Published 23 September 2011    UK Price £16.95    US Price $24.95   

Dot Allan was not only a Glasgow West End lady but a successful novelist and freelance journalist, a career still unusual enough - when she began writing in the 1920s - for a woman of her class, place and time.
She wrote several plays early in her career, contributed to a wide range of newspapers and magazines throughout her life, and published ten novels in all.
Two of these have recently been republished by the Association for Scottish Literary Studies: Makeshift (1928), a fairly early (for Scottish literature) and notably outspoken feminist novel, and Hunger March (1934), a 'proletarian novel' set in Glasgow, again early in its field and predating such better-known examples as George Blake's The Shipbuilders (1935) and James Barke's Major Operation (1936).
Allan's other pre-World War II novels, less well known (perhaps deservedly) than these, are mostly set in Glasgow.
It is after that war, during which, as has been said, she appears to have given her time wholly to nursing and charity work, that her writing takes a new turn: unexpected if one thinks of her as a Glasgow novelist, but not so in the light of her strongly feminist Makeshift.
The three post-war novels, Mother of Millions (1953), The Passionate Sisters (1955) and Charity Begins at Home (1958), which are re-issued for the first time in the present volume, are historical novels with female protagonists.
We have seen plenty of such novels where the heroines are either queens or countesses in their own right or the consorts of kings or lords.
The heroines of the first two titles named above are, in contrast, 'ordinary' women who accomplished much in their own lives.
Margaret Carnegie Fletcher introduced barley mills and weaving mills to Scotland, and if anything is commonly known about the Wesley family, it is that their energetic mother had the daughters, as well as the sons, taught Latin and Greek.

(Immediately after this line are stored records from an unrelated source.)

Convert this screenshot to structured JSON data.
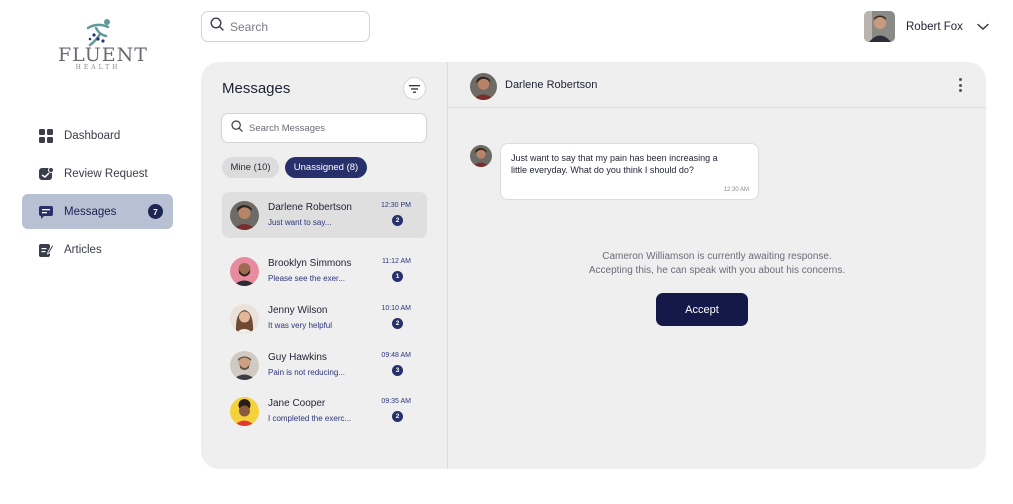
{
  "brand": {
    "name": "FLUENT",
    "tagline": "HEALTH"
  },
  "sidebar": {
    "items": [
      {
        "label": "Dashboard",
        "icon": "grid-icon"
      },
      {
        "label": "Review Request",
        "icon": "review-icon"
      },
      {
        "label": "Messages",
        "icon": "message-icon",
        "badge": "7",
        "active": true
      },
      {
        "label": "Articles",
        "icon": "article-edit-icon"
      }
    ]
  },
  "header": {
    "search_placeholder": "Search",
    "user_name": "Robert Fox"
  },
  "messages": {
    "title": "Messages",
    "search_placeholder": "Search Messages",
    "chips": {
      "mine": "Mine (10)",
      "unassigned": "Unassigned (8)"
    },
    "conversations": [
      {
        "name": "Darlene Robertson",
        "preview": "Just want to say...",
        "time": "12:30 PM",
        "unread": "2"
      },
      {
        "name": "Brooklyn Simmons",
        "preview": "Please see the exer...",
        "time": "11:12 AM",
        "unread": "1"
      },
      {
        "name": "Jenny Wilson",
        "preview": "It was very helpful",
        "time": "10:10 AM",
        "unread": "2"
      },
      {
        "name": "Guy Hawkins",
        "preview": "Pain is not reducing...",
        "time": "09:48 AM",
        "unread": "3"
      },
      {
        "name": "Jane Cooper",
        "preview": "I completed the exerc...",
        "time": "09:35 AM",
        "unread": "2"
      }
    ]
  },
  "chat": {
    "contact_name": "Darlene Robertson",
    "message_text": "Just want to say that my pain has been increasing a little everyday. What do you think I should do?",
    "message_time": "12:30 AM",
    "await_line1": "Cameron Williamson is currently awaiting response.",
    "await_line2": "Accepting this, he can speak with you about his concerns.",
    "accept_label": "Accept"
  },
  "colors": {
    "primary": "#15194a",
    "accent": "#27306a",
    "active_nav": "#b8c0d4",
    "panel": "#efefef"
  }
}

But, at the time Allan wrote, these women had been lost in the shadow of their male relatives.
Allan is doing something truly original here, as she is in her last novel, Charity Begins at Home, placed first in the present volume simply because it provides such a startling coda to this strand of her work.

Moira Burgess is a novelist, short story writer and literary historian, born in Campbeltown, Argyll, and now living in Glasgow.
Writing has been the most important part of her life since childhood and she has published two novels,
The Day Before Tomorrow (1971, reprinted 2009) and Speak, Adam (published in 1987 as A Rumour of Strangers, reprinted 2009) and The South Side: Three Glasgow Novellas (2010).
For some years she worked mainly on non-fiction, publishing
The Glasgow Novel: a bibliography (3rd edition 1999) and a book on the same topic, Imagine a City (1998).
Author of
Mitchison's Ghosts, a study of the supernatural and mythical elements in the work of Naomi Mitchison, she is now working on an edition of Mitchison's collected prose.